07 Haziran 2015 tarihinde genel
seçim var. Tarihi bir seçim olacak. Özellikle HDP'nin parti olarak seçime
katılma tercihi, sonuçları açısından gelecek zamanlarda epeyce konuşulacak.
Seçimin asıl 3 ana partisi içinse yol ayrımlarına gebe etkileri olacak.

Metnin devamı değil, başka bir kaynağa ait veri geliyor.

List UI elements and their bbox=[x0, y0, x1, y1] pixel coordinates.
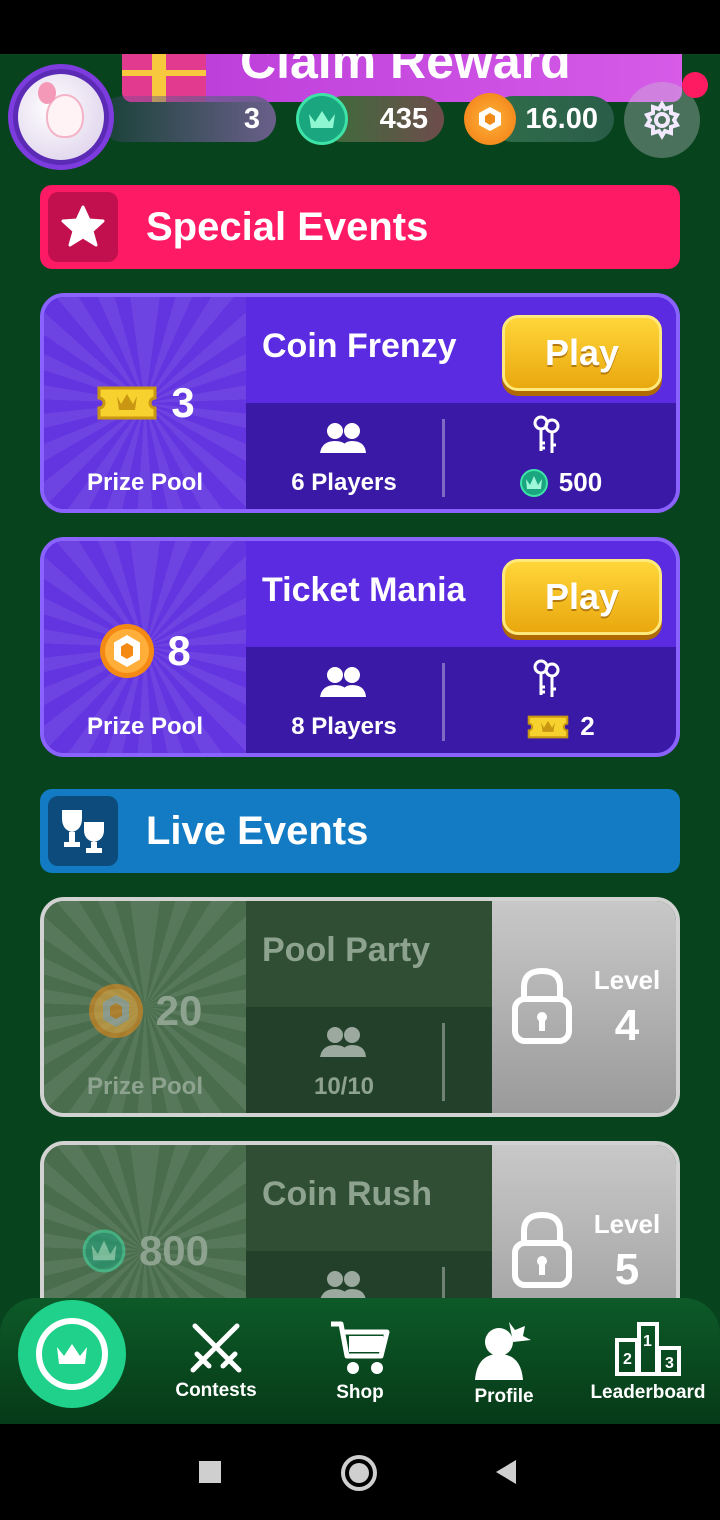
crown-coin-icon bbox=[519, 468, 548, 497]
prize-panel: 20 Prize Pool bbox=[44, 901, 246, 1113]
players-icon bbox=[320, 667, 366, 697]
level-value: 3 bbox=[243, 102, 260, 135]
ticket-icon bbox=[527, 715, 569, 738]
gear-icon bbox=[644, 100, 680, 140]
banner-title: Claim Reward bbox=[240, 54, 571, 89]
crown-balance: 435 bbox=[379, 102, 428, 135]
players-count: 6 Players bbox=[291, 469, 397, 496]
nav-profile-label: Profile bbox=[474, 1386, 534, 1407]
bottom-navigation: Contests Shop Profile 213 Leaderboard bbox=[0, 1298, 720, 1424]
entry-fee: 2 bbox=[580, 711, 595, 741]
play-button[interactable]: Play bbox=[502, 315, 662, 391]
required-level: 5 bbox=[614, 1245, 640, 1294]
coin-icon bbox=[464, 93, 516, 145]
players-count: 10/10 bbox=[313, 1073, 375, 1100]
svg-text:2: 2 bbox=[623, 1351, 632, 1368]
circle-icon bbox=[341, 1455, 377, 1491]
status-bar bbox=[0, 0, 720, 54]
play-button[interactable]: Play bbox=[502, 559, 662, 635]
nav-contests[interactable]: Contests bbox=[146, 1320, 286, 1420]
recent-apps-button[interactable] bbox=[198, 1460, 222, 1489]
svg-text:1: 1 bbox=[643, 1333, 652, 1350]
star-icon bbox=[48, 192, 118, 262]
prize-label: Prize Pool bbox=[86, 469, 204, 496]
crown-coin-icon bbox=[296, 93, 348, 145]
nav-shop-label: Shop bbox=[336, 1382, 384, 1403]
system-navigation-bar bbox=[0, 1424, 720, 1520]
home-button[interactable] bbox=[18, 1300, 126, 1408]
avatar[interactable] bbox=[8, 64, 114, 170]
nav-shop[interactable]: Shop bbox=[290, 1320, 430, 1420]
event-title: Ticket Mania bbox=[262, 571, 466, 609]
nav-profile[interactable]: Profile bbox=[434, 1320, 574, 1420]
notification-dot bbox=[682, 72, 708, 98]
keys-icon bbox=[533, 415, 560, 453]
crown-icon bbox=[57, 1344, 87, 1364]
trophy-icon bbox=[48, 796, 118, 866]
event-title: Coin Rush bbox=[262, 1175, 432, 1213]
podium-icon: 213 bbox=[615, 1322, 681, 1376]
event-title: Coin Frenzy bbox=[262, 327, 457, 365]
players-icon bbox=[320, 423, 366, 453]
players-icon bbox=[320, 1027, 366, 1057]
event-card-pool-party[interactable]: 20 Prize Pool Pool Party 10/10 Level 4 bbox=[40, 897, 680, 1117]
ticket-icon bbox=[97, 386, 157, 420]
level-pill: 3 bbox=[100, 96, 276, 142]
entry-fee: 500 bbox=[558, 467, 603, 497]
prize-panel: 3 Prize Pool bbox=[44, 297, 246, 509]
shopping-cart-icon bbox=[331, 1321, 390, 1374]
locked-overlay: Level 4 bbox=[492, 901, 676, 1113]
prize-label: Prize Pool bbox=[86, 1073, 204, 1100]
nav-leaderboard[interactable]: 213 Leaderboard bbox=[578, 1320, 718, 1420]
keys-icon bbox=[533, 659, 560, 697]
event-card-coin-frenzy[interactable]: 3 Prize Pool Coin Frenzy Play 6 Players … bbox=[40, 293, 680, 513]
claim-reward-banner[interactable]: Claim Reward bbox=[122, 54, 682, 102]
prize-label: Prize Pool bbox=[86, 713, 204, 740]
lock-icon bbox=[512, 967, 572, 1044]
svg-text:3: 3 bbox=[665, 1355, 674, 1372]
event-title: Pool Party bbox=[262, 931, 431, 969]
prize-panel: 8 Prize Pool bbox=[44, 541, 246, 753]
players-count: 8 Players bbox=[291, 713, 397, 740]
lock-icon bbox=[512, 1211, 572, 1288]
prize-value: 3 bbox=[171, 379, 195, 426]
coin-icon bbox=[100, 624, 155, 678]
app-screen: Claim Reward 3 435 16.00 Special Events bbox=[0, 54, 720, 1424]
crossed-swords-icon bbox=[190, 1323, 242, 1373]
unicorn-avatar-icon bbox=[18, 74, 104, 160]
square-icon bbox=[199, 1461, 221, 1483]
coin-icon bbox=[88, 984, 143, 1038]
nav-leaderboard-label: Leaderboard bbox=[590, 1382, 706, 1403]
required-level: 4 bbox=[614, 1001, 640, 1050]
nav-contests-label: Contests bbox=[175, 1380, 257, 1401]
level-label: Level bbox=[593, 965, 661, 995]
crown-coin-icon bbox=[82, 1229, 126, 1273]
event-card-ticket-mania[interactable]: 8 Prize Pool Ticket Mania Play 8 Players… bbox=[40, 537, 680, 757]
profile-icon bbox=[475, 1322, 531, 1380]
back-button[interactable] bbox=[494, 1458, 518, 1491]
special-events-header: Special Events bbox=[40, 185, 680, 269]
back-triangle-icon bbox=[496, 1460, 516, 1484]
coin-balance: 16.00 bbox=[525, 102, 598, 135]
home-system-button[interactable] bbox=[340, 1454, 378, 1497]
level-label: Level bbox=[593, 1209, 661, 1239]
live-events-title: Live Events bbox=[146, 808, 369, 853]
special-events-title: Special Events bbox=[146, 204, 429, 249]
prize-value: 800 bbox=[138, 1227, 210, 1274]
live-events-header: Live Events bbox=[40, 789, 680, 873]
prize-value: 20 bbox=[155, 987, 203, 1034]
gift-icon bbox=[122, 54, 206, 102]
prize-value: 8 bbox=[167, 627, 191, 674]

Seçimlere az bir zaman kalmasına
rağmen konu ile ilgili hiç bir yazı kaleme almadık. Bu hem seçim ortamın
tatsızlığından hem de bu blogta karşılaştığımız olumsuzluklardan ileri gelen
bir hevessizlikten kaynaklı. Ama tarihe bir not düşmek amacı ile bu konuda bir
iki söz söylemek iyi olacak. Onun için 7/8 yazılık küçük bir planlama ile bu
seçimlerle ilgili değerlendirme yazıları yazmayı planlıyorum. Eğer ki katı ve
taraflı olarak uygulanan blog sansürüne takılmazsak.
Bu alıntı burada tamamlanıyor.